Google マップで実際の位置・距離感を確認できます。
SPOT 01 · 奇岩の高台
バスタイ橋
Basteibrücke
⛴+🚶 ラーテンから登る ⏱ 往復2〜3時間 最大のハイライト
切り立った砂岩の岩塔の間に架かる石橋(1851年建造)。橋の上や周囲の展望台から見下ろす、奇岩とエルベ川の渓谷のパノラマはザクセン・スイス随一の絶景です。針のようにそびえる岩塔群が霧に浮かぶ光景は、まさにロマン主義絵画の世界。展望ポイントは複数あり、少し歩くたびに違う角度の絶景が現れます。
SPOT 02 · 川沿いの拠点
クアオルト・ラーテンと渡し船
Kurort Rathen
⛴ 渡し船で対岸へ ⏱ 数分+徒歩 バスタイへの玄関口
エルベ川沿いの小さな保養地(クアオルト)で、バスタイ橋への玄関口。駅から川岸へ歩き、車の入れないこの村へは渡し船(フェリー)で渡るのが名物です。対岸から遊歩道を登るとバスタイへ。

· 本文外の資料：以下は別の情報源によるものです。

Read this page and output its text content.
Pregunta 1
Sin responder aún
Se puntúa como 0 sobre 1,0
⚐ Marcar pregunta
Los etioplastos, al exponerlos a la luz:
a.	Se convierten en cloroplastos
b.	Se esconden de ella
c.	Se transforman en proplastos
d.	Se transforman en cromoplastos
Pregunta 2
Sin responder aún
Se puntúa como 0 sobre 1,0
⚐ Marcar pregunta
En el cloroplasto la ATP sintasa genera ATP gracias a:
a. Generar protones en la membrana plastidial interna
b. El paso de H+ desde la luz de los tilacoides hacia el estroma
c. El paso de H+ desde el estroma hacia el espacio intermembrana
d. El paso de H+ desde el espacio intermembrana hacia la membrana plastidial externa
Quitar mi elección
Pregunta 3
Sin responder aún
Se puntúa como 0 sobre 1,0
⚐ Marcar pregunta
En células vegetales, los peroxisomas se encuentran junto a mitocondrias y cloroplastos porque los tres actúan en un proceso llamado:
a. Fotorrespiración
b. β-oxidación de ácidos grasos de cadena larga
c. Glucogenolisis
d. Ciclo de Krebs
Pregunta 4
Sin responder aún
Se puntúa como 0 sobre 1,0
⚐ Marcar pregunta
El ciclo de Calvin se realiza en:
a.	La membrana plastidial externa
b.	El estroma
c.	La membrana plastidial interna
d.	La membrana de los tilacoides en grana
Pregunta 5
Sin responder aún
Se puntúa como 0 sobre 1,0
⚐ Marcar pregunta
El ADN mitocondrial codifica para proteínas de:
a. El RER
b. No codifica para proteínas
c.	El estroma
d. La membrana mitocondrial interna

村には野外劇場(フェルゼンビューネ)もあり、岩壁を背景にした舞台が夏に上演されます。川と岩に囲まれた静かな風情が魅力です。
SPOT 03 · 南東の卓状岩山
ケーニヒシュタイン要塞
Festung Königstein
🚆 S1で別駅+登坂 ⏱ 2〜3時間 △ バスタイとは別方面
エルベ川を見下ろす卓状の岩山の上に築かれたヨーロッパ最大級の山岳要塞。標高差約240mの断崖に守られ、一度も陥落しなかったことで知られます。城壁の上を一周すると、ザクセン・スイスの奇岩とエルベ川の大パノラマが360度に広がります。バスタイとは川を挟んで反対方面なので、両方回るなら1日がかり。体力と時間に余裕がある日に。
SPOT 04 · 渓谷を歩く
ハイキングトレイル
Wandern / Malerweg
🚶 遊歩道・登山道 ⏱ 半日〜 画家の道
ザクセン・スイスはドイツ屈指のハイキング天国。岩の間を縫う遊歩道から本格的な岩登りまで、レベルに応じたコースが無数にあります。かつてロマン主義の画家たちが歩いた道は「マーラーヴェーク(画家の道)」として整備され、彼らが描いた絶景ポイントをたどれます。バスタイ周辺だけでも、少し足を延ばすたびに新しい岩と谷の風景が開けます。

ザクセン・スイスならではの物語

🎨🪨
ロマン主義の画家たちが「発見」した風景

この地が「ザクセン・スイス」と呼ばれるようになったのは18世紀。スイス出身の画家たちが、故郷のアルプスを思わせるこの奇岩の風景に感動して名づけたと伝わります。以来、多くの芸術家がこの地を訪れました。

中でも有名なのが、ドイツ・ロマン主義を代表する画家カスパー・ダーヴィト・フリードリヒ。霧に浮かぶ岩山を背に立つ人物を描いた名画「雲海の上の旅人」は、まさにこの一帯の風景から生まれました。ツヴィンガー宮殿の絵画館(ドレスデン)で彼の作品を観てからここを訪れると、絵の中に自分が立っているような感覚を味わえます。絵画で見た風景の「中」を歩ける——それがザクセン・スイスの醍醐味です。

訪問のコツ バスタイだけなら半日、要塞やハイキングを加えるなら1日を見込みましょう。渡し船・遊歩道・階段があるので歩きやすい靴と水分を。夏の週末は混み合うため、朝早い列車での出発がおすすめです。天候が変わりやすいので上着を1枚。
ザクセンチケットが便利。 S1はザクセン州内なので、ドレスデンとの往復はザクセンチケット(州内の普通列車1日乗り放題・平日9時以降)が割安です。ただし渡し船や園内のバスは別料金の場合があるため、現地で小銭を用意しておくと安心です。